Milli şairimiz üstad Mehmet Akif Ersoy’un “İstiklal Marşı”nın ilk mısralarında dile getirmeye çalıştığı ruh da tam tamına buydu:

“Korkma! Sönmez bu şafaklarda yüzen al sancak,

Sönmeden yurdumun üstünde tüten en son ocak.”

Kendisi düşüp bayrağı düşürmeyenler… Kendisi ölüp vatanın düşmesini veya işgalini görmek istemeyenler… İşte bu coğrafyanın asırlardır gördüğü bitmeyecek bir ruh halidir… Bu coğrafyanın yiğitleri, kahramanları dizleri üzerine çöker, takatsiz kalıp yere serilir ancak sancağı yükseklerde tutmayı başarır ve düşmesine asla izin vermez.

BAĞIMSIZLIĞIN SEMBOLÜ

Müslümanlar için hilal, İslam’ın simgesi ve sembolüdür. 11. Yüzyıldan itibaren Doğu’da ve Batı’da Hıristiyanlığın sembolü olan haça karşı İslam’ın sembolü olarak kullanılmış ve bu durum özellikle İstanbul’un fethinden sonra giderek yaygınlaşmıştır.

Batı, İslam alemiyle yapıyan tüm muharebeleri hilal ve haç savaşı olarak okur. Bununla ilgili yüzbinlerce kitap kaleme alan batılılar, “Hilal düştü” kavramını da İslam aleminin savaşı kaybettiği veya İslam topraklarının işgal eldiği manasına yorar. Onun içindir ki batı dünyasının bayraklarında haç alameti ve İslam dünyasının bayraklarında hilal vardır. Bugün, hilal sembolünün bayraklarında olduğu Müslüman ülkeler sömürgecilere karşı bağımsızlığını kazanmış devletlerdir. Ama bağımsızlığını tam kazanamamış Müslüman ülkelerin bayrakları ise İngilizler tarafından çizildiği için genellikle farklı renklerde birkaç kalın hatlı çizgiden oluşmaktadır. Cezayir’den Malezya’ya kadar Müslüman dünyanın birçok şairi, hilal üzerine şiirler yazmıştır. Çünkü hilal düştüğünde vatan düşmüştür. Yani ay, hilal düştüğünde kıyamet kopmuş demektir.

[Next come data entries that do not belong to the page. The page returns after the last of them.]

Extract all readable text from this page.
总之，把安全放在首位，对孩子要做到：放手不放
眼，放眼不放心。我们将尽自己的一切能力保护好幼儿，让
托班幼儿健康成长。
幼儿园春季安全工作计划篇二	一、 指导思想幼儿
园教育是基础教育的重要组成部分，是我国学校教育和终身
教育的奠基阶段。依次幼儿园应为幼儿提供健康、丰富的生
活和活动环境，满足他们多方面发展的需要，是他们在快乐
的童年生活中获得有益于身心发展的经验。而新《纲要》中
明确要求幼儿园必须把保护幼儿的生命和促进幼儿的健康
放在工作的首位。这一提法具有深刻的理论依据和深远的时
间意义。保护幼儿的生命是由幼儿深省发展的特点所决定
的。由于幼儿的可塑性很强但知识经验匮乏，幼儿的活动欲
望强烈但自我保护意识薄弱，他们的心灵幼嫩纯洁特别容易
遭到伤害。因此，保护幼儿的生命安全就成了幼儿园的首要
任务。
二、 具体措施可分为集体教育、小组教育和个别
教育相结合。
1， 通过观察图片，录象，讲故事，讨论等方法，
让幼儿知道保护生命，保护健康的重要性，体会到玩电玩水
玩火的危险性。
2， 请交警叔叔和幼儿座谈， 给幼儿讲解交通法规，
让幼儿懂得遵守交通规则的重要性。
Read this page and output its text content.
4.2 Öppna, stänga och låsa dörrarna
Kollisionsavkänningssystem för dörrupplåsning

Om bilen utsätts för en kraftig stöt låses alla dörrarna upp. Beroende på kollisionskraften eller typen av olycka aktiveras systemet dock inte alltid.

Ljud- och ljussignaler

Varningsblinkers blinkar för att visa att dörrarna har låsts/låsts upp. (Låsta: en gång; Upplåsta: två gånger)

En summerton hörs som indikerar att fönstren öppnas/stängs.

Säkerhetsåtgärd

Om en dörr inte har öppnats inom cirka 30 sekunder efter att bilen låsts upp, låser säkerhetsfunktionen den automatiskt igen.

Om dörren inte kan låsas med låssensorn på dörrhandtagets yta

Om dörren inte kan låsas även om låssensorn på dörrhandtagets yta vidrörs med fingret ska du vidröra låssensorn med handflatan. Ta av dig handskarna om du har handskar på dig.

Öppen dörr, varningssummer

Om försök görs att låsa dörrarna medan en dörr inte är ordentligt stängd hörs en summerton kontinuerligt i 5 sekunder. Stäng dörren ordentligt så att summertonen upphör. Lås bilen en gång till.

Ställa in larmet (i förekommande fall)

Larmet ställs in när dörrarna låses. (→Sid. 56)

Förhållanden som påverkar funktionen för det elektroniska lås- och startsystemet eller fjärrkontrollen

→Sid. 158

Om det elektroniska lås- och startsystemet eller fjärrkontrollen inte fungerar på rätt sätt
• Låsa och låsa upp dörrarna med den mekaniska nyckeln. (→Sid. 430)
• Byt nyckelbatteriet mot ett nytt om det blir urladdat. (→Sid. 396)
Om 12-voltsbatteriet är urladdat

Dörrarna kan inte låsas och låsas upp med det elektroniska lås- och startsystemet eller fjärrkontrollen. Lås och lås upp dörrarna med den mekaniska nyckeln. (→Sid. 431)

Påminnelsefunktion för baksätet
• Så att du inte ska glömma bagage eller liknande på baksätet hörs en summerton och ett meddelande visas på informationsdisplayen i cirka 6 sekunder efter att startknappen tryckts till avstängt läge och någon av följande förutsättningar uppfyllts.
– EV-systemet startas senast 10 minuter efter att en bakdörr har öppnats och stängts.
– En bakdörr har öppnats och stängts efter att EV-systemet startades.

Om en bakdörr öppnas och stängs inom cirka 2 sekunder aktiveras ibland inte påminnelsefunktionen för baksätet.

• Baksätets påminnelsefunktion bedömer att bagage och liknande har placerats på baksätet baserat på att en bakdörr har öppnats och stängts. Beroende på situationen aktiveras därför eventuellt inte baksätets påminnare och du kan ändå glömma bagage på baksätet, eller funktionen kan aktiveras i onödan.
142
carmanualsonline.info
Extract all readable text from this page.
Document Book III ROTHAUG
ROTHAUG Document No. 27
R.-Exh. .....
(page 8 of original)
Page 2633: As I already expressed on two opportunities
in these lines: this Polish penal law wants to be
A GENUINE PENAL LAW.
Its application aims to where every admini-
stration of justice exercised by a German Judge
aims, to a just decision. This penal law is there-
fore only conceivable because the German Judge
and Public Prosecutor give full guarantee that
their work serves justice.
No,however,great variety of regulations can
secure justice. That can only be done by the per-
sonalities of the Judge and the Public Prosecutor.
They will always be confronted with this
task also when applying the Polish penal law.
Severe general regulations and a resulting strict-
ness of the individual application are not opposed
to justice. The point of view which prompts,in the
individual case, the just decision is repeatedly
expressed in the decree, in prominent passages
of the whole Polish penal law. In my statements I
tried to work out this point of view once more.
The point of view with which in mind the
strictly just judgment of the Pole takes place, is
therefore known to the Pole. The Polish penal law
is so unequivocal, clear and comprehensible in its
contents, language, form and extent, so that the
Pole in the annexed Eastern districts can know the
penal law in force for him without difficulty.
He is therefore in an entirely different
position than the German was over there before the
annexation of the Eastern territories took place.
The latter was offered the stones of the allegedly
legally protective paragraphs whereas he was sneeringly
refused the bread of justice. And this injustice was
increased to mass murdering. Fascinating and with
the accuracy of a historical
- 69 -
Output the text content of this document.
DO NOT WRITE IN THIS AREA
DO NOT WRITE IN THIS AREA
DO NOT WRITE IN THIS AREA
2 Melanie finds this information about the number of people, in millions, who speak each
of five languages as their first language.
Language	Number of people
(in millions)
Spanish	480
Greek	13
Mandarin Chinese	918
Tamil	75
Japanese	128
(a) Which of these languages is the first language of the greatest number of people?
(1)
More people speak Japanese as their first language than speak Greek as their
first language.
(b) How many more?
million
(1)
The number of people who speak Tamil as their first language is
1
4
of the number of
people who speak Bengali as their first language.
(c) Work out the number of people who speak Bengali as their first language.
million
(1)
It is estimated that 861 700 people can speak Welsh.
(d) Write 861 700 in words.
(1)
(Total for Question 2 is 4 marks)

Bu coğrafyanın her ferdi, bayrağın düşüşü savaşın kaybedilmesi olarak görür ve bundandır ki, bayrağın düşüşünü asla hazmedemez. Mısırlı Ünlü şair Ahmed Şevki (1868-1932), 1912 yılında Edirne’nin işgal edilmesine o denli üzülmüştür ki, Edirne’yi Endülüs’e kardeş ilan etmişti. Ahmed Şevki’ye göre Edirne’nin işgaliyle dünyayı karanlık sarmıştır ve Edirne’de kıyamet kopmuştur. “Şairlerin Emiri” olarak adlandırılan Ahmet Şevki, Edirne hakkında yazdığı uzun şiirinde şunları not düşer:

“Ey Endülüs’ün kardeşi, sana selam olsun.

Hilafet ve İslam, senden uzaklara gitti.

Hilal gökyüzünden indi.

Keşke tutulsaydı da dünyayı gölge sarsaydı.”